There were still nearly six minutes to play, after all. But Syracuse’s onslaught only continued. Eventually trailing by six, UVA managed to close to within two inside the last half-minute, and had a shot to tie the game with 12 seconds left.
It missed. It was over.
“It happens to the best, you tighten up,” Bennett told reporters in mid-April. “I thought we softened up [on defense] when we could’ve buckled down and gotten stops. Against Iowa State, we started wobbling a little bit, but fortunately we hit enough big shots to get ahead.
“When you have a big lead and it starts going like that, it’s tough. Plays need to be made late in a game. But you can’t score real quick against Syracuse’s zone, you have to be patient. And then you feel the clock against you and the pressure of the score. You certainly deal with all of those emotions.”
Point guard London Perrantes (Col ’17), who had 18 points in the game, wore UVA’s failure most openly on his sleeve.
“I’m sure looking back, you’ll see it was obviously successful,” he told reporters after the game, reflecting on UVA’s season. “But right now, I don’t feel that way.”
And yet, the weeping did soon subside.
In early April, the Cavaliers assembled again in Charlotte, North Carolina, for the wedding of Gill and Jenna Jamil. Teammates Brogdon, Perrantes, Devon Hall (Col ’17) and Darius Thompson (Col ’17) served as groomsmen.
But pages turn and stories continue. As Brogdon trains in anticipation of June’s NBA draft, Bennett and his staff plan a new season to meet the program’s heightened standards.

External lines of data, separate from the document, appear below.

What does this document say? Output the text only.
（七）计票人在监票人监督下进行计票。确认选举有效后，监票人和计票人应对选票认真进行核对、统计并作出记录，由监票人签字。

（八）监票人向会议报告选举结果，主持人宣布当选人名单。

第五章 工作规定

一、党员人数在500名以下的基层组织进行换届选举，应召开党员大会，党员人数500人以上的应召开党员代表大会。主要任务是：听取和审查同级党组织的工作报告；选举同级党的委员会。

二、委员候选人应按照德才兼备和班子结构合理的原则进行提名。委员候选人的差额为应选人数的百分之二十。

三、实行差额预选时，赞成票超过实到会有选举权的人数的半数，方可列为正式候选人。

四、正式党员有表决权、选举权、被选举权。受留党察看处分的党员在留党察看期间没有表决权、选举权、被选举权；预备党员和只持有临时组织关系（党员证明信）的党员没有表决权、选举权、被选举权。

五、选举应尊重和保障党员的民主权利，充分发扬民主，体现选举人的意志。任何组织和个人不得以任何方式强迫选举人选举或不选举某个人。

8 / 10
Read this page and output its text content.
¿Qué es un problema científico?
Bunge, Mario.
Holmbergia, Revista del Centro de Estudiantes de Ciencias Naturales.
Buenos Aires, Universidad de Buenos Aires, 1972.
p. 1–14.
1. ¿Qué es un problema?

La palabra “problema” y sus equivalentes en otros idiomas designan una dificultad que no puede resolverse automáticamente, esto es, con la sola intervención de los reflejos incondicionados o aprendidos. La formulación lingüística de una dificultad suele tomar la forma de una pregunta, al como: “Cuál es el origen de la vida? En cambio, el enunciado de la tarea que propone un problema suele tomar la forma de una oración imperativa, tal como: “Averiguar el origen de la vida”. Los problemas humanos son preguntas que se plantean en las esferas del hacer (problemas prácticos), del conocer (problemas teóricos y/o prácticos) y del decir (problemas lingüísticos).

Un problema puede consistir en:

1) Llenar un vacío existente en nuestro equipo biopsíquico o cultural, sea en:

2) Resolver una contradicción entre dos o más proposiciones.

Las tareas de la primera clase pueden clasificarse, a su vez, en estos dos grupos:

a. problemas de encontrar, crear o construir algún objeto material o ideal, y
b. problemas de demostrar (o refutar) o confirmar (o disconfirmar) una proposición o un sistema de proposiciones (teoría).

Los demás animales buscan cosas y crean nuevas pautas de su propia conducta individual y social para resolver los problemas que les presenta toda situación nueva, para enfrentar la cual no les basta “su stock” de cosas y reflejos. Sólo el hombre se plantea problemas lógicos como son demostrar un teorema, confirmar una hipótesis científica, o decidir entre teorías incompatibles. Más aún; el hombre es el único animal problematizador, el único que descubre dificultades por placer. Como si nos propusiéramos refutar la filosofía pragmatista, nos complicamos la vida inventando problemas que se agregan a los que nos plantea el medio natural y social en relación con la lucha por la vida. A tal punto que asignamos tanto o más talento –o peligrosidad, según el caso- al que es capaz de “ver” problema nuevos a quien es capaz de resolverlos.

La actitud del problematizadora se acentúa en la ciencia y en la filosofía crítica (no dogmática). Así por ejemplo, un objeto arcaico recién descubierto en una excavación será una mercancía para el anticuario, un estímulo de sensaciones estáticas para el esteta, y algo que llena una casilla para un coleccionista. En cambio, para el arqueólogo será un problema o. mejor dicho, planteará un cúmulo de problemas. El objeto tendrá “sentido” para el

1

A season expected to be anchored by the leadership of Perrantes, the rising-senior point guard, maturing returners Hall, Thompson, Isaiah Wilkins (Col ’18) and Marial Shayock (Col ’18), and a handful of intriguing newcomers.
Junior transfer Austin Nichols (Col ’17), first team all-American Athletic Conference at Memphis two years ago as a sophomore, is a 6-foot-9 forward who becomes eligible, as is Mamadi Diakite (Col ’19), a redshirt freshman.
Incoming freshman Kyle Guy, a guard from Indianapolis, is UVA’s eleventh McDonald’s All-American and its first in eight years. Recruits Ty Jerome and DeAndre Hunter also were nominated for the same McDonald’s honor.
They all will convene in August for a 10-day trip through Spain, playing five games that will offer a very early glimpse of what excitement, and collective joy, may lie ahead.